One businessman I knew complained that he couldn’t make ends meet. He only had 2 children but drove a huge Chelsea tractor. My immediate response was “Get rid of that monster and buy a Ford Mondeo!”
My parents used to cart up to 5 of us about in a Renault 4!!
M
Richard, I am afraid we will not agree on this, but someone who earns a large amount of money and spends it on a lavish lifestyle really is no fool, everyone tends to live according to their income and as such omst would claim its hard to make ends meet, however to earn a large amount of money and spend even more on a lavish lifestyle then indeed such a person would be a fool.
Also, you can?t say it would have been worse under the Tories, that involves guess work and I for one do not know whether it would or wouldn?t, all I can say is Brown and Co will not have had a positive impact on the UK for the longer term, higher than ever taxes, social breakdown, worsening NHS, ever increasing black hole (and that?s after the raid on pensions in the early days). I guess we will at least get the chance to see how history writes up the legacy of Brown, and Blair for that matter.

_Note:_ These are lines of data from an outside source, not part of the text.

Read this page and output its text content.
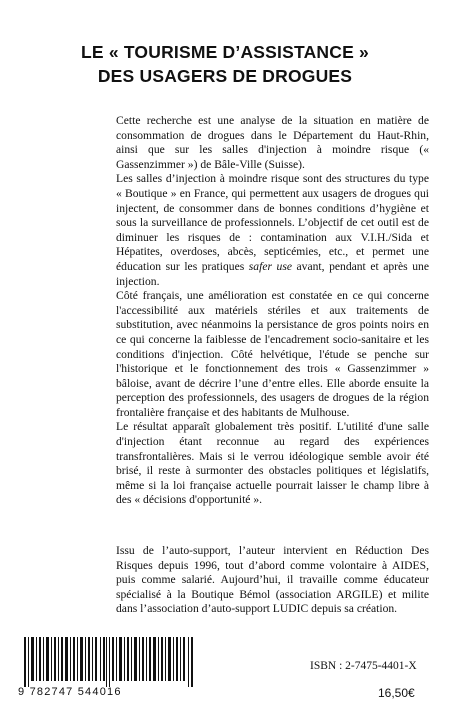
LE « TOURISME D’ASSISTANCE »
DES USAGERS DE DROGUES

Cette recherche est une analyse de la situation en matière de consommation de drogues dans le Département du Haut-Rhin, ainsi que sur les salles d'injection à moindre risque (« Gassenzimmer ») de Bâle-Ville (Suisse).

Les salles d’injection à moindre risque sont des structures du type « Boutique » en France, qui permettent aux usagers de drogues qui injectent, de consommer dans de bonnes conditions d’hygiène et sous la surveillance de professionnels. L’objectif de cet outil est de diminuer les risques de : contamination aux V.I.H./Sida et Hépatites, overdoses, abcès, septicémies, etc., et permet une éducation sur les pratiques safer use avant, pendant et après une injection.

Côté français, une amélioration est constatée en ce qui concerne l'accessibilité aux matériels stériles et aux traitements de substitution, avec néanmoins la persistance de gros points noirs en ce qui concerne la faiblesse de l'encadrement socio-sanitaire et les conditions d'injection. Côté helvétique, l'étude se penche sur l'historique et le fonctionnement des trois « Gassenzimmer » bâloise, avant de décrire l’une d’entre elles. Elle aborde ensuite la perception des professionnels, des usagers de drogues de la région frontalière française et des habitants de Mulhouse.

Le résultat apparaît globalement très positif. L'utilité d'une salle d'injection étant reconnue au regard des expériences transfrontalières. Mais si le verrou idéologique semble avoir été brisé, il reste à surmonter des obstacles politiques et législatifs, même si la loi française actuelle pourrait laisser le champ libre à des « décisions d'opportunité ».

Issu de l’auto-support, l’auteur intervient en Réduction Des Risques depuis 1996, tout d’abord comme volontaire à AIDES, puis comme salarié. Aujourd’hui, il travaille comme éducateur spécialisé à la Boutique Bémol (association ARGILE) et milite dans l’association d’auto-support LUDIC depuis sa création.

9 782747 544016
ISBN : 2-7475-4401-X
16,50€
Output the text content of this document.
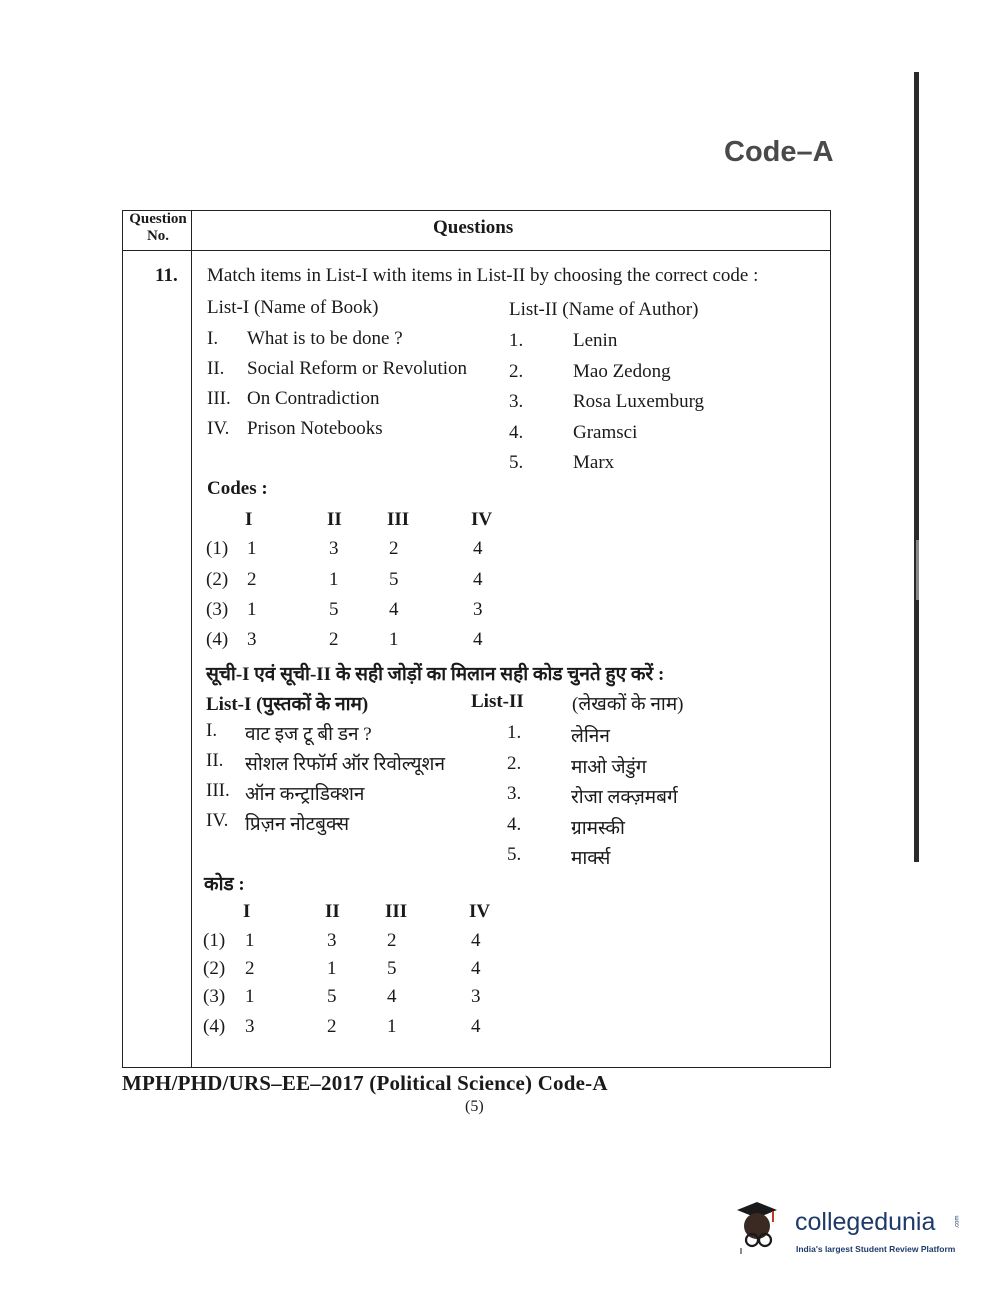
Code–A
Question No.	Questions
11. Match items in List-I with items in List-II by choosing the correct code :
List-I (Name of Book)	List-II (Name of Author)
I. What is to be done ?
II. Social Reform or Revolution
III. On Contradiction
IV. Prison Notebooks
1.	Lenin
2.	Mao Zedong
3.	Rosa Luxemburg
4.	Gramsci
5.	Marx
Codes :
I	II III	IV
(1) 1	3	2	4
(2) 2	1	5	4
(3) 1	5	4	3
(4) 3	2	1	4
सूची-I एवं सूची-II के सही जोड़ों का मिलान सही कोड चुनते हुए करें :
List-I (पुस्तकों के नाम)	List-II	(लेखकों के नाम)
I. वाट इज टू बी डन ?
II. सोशल रिफॉर्म ऑर रिवोल्यूशन
III. ऑन कन्ट्राडिक्शन
IV. प्रिज़न नोटबुक्स
1.	लेनिन
2.	माओ जेडुंग
3.	रोजा लक्ज़मबर्ग
4.	ग्रामस्की
5.	मार्क्स
कोड :
I	II III	IV
(1) 1	3	2	4
(2) 2	1	5	4
(3) 1	5	4	3
(4) 3	2	1	4
MPH/PHD/URS–EE–2017 (Political Science) Code-A
(5)
collegedunia	.com
India's largest Student Review Platform
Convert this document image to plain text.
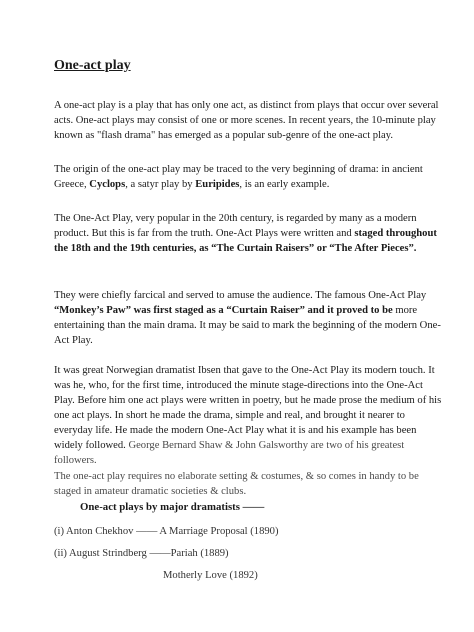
One-act play

A one-act play is a play that has only one act, as distinct from plays that occur over several acts. One-act plays may consist of one or more scenes. In recent years, the 10-minute play known as "flash drama" has emerged as a popular sub-genre of the one-act play.

The origin of the one-act play may be traced to the very beginning of drama: in ancient Greece, Cyclops, a satyr play by Euripides, is an early example.

The One-Act Play, very popular in the 20th century, is regarded by many as a modern product. But this is far from the truth. One-Act Plays were written and staged throughout the 18th and the 19th centuries, as “The Curtain Raisers” or “The After Pieces”.

They were chiefly farcical and served to amuse the audience. The famous One-Act Play “Monkey’s Paw” was first staged as a “Curtain Raiser” and it proved to be more entertaining than the main drama. It may be said to mark the beginning of the modern One-Act Play.

It was great Norwegian dramatist Ibsen that gave to the One-Act Play its modern touch. It was he, who, for the first time, introduced the minute stage-directions into the One-Act Play. Before him one act plays were written in poetry, but he made prose the medium of his one act plays. In short he made the drama, simple and real, and brought it nearer to everyday life. He made the modern One-Act Play what it is and his example has been widely followed. George Bernard Shaw & John Galsworthy are two of his greatest followers.

The one-act play requires no elaborate setting & costumes, & so comes in handy to be staged in amateur dramatic societies & clubs.

One-act plays by major dramatists ——

(i) Anton Chekhov —— A Marriage Proposal (1890)

(ii) August Strindberg ——Pariah (1889)

Motherly Love (1892)
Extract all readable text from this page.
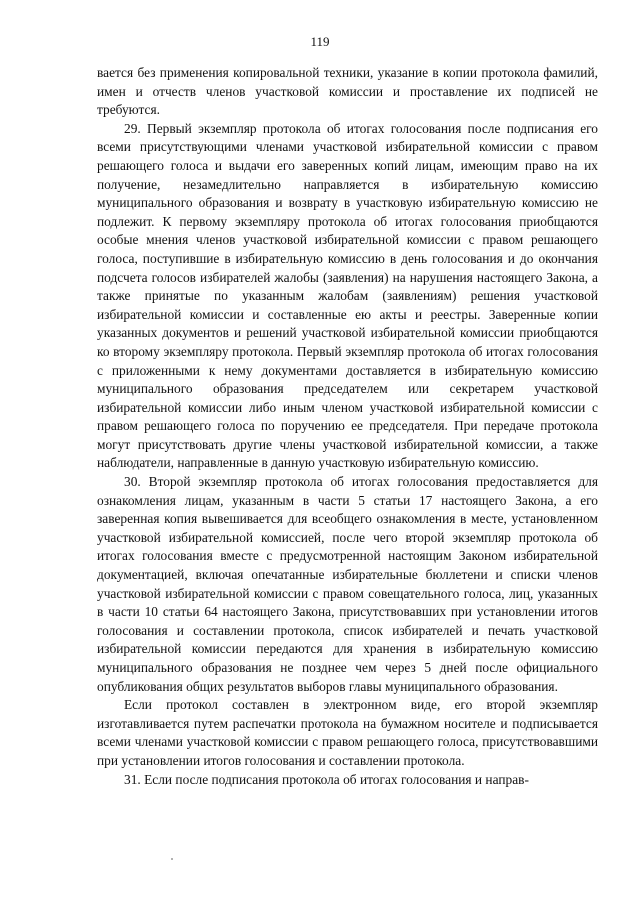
119

вается без применения копировальной техники, указание в копии протокола фамилий, имен и отчеств членов участковой комиссии и проставление их подписей не требуются.

29. Первый экземпляр протокола об итогах голосования после подписания его всеми присутствующими членами участковой избирательной комиссии с правом решающего голоса и выдачи его заверенных копий лицам, имеющим право на их получение, незамедлительно направляется в избирательную комиссию муниципального образования и возврату в участковую избирательную комиссию не подлежит. К первому экземпляру протокола об итогах голосования приобщаются особые мнения членов участковой избирательной комиссии с правом решающего голоса, поступившие в избирательную комиссию в день голосования и до окончания подсчета голосов избирателей жалобы (заявления) на нарушения настоящего Закона, а также принятые по указанным жалобам (заявлениям) решения участковой избирательной комиссии и составленные ею акты и реестры. Заверенные копии указанных документов и решений участковой избирательной комиссии приобщаются ко второму экземпляру протокола. Первый экземпляр протокола об итогах голосования с приложенными к нему документами доставляется в избирательную комиссию муниципального образования председателем или секретарем участковой избирательной комиссии либо иным членом участковой избирательной комиссии с правом решающего голоса по поручению ее председателя. При передаче протокола могут присутствовать другие члены участковой избирательной комиссии, а также наблюдатели, направленные в данную участковую избирательную комиссию.

30. Второй экземпляр протокола об итогах голосования предоставляется для ознакомления лицам, указанным в части 5 статьи 17 настоящего Закона, а его заверенная копия вывешивается для всеобщего ознакомления в месте, установленном участковой избирательной комиссией, после чего второй экземпляр протокола об итогах голосования вместе с предусмотренной настоящим Законом избирательной документацией, включая опечатанные избирательные бюллетени и списки членов участковой избирательной комиссии с правом совещательного голоса, лиц, указанных в части 10 статьи 64 настоящего Закона, присутствовавших при установлении итогов голосования и составлении протокола, список избирателей и печать участковой избирательной комиссии передаются для хранения в избирательную комиссию муниципального образования не позднее чем через 5 дней после официального опубликования общих результатов выборов главы муниципального образования.

Если протокол составлен в электронном виде, его второй экземпляр изготавливается путем распечатки протокола на бумажном носителе и подписывается всеми членами участковой комиссии с правом решающего голоса, присутствовавшими при установлении итогов голосования и составлении протокола.

31. Если после подписания протокола об итогах голосования и направ-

Think back Richard to before Maggie T. got in with the Tories, did anyone have any money in their pockets under Labour?
Emily, at no point did I make reference to this being a client of mine, I was merely making a posting based on the amounts used by Richard, please read the reply again.
Jason
Let’s be objective here. Taxes are lower in most cases than under the Tories. Social breakdown is the fault of the market, not government. The NHS is better – more money, more doctors, more operations, shorter waiting lists, more demand (that’s the only bug bear). The pension black hole had gone again by end 2007 – it had nothing to do with ACT and all to do with the market. These are facts
Brown and Blair made many, many mistakes. But not what you are listing.
And on fools – I think Emily and I will be sticking to our guns.
Sorry to disagree, but I feel I must.
Richard
I beg your pardon, Jason, I did make a mistake in saying the person in question was a client. My apologies.
However my point remains – whether or not this person was a client of yours, such a lavish lifestyle is, in my opinion, not necessary.
As Richard says, let’s agree to disagree on this one.
M
It’s all relative. If you went to independent school and want your children to do the same then for our five that’s 5 x £10k for a start out of taxed income. Then add on a London mortgage and then assuming both parents work take half the cost of a nanny’s wage off each wage if you have under 5s and you can see why some find it hard to manage if they choose to live beyond their means.
But the point is, all of those are choices.
Choices you should only make if they can be afforded.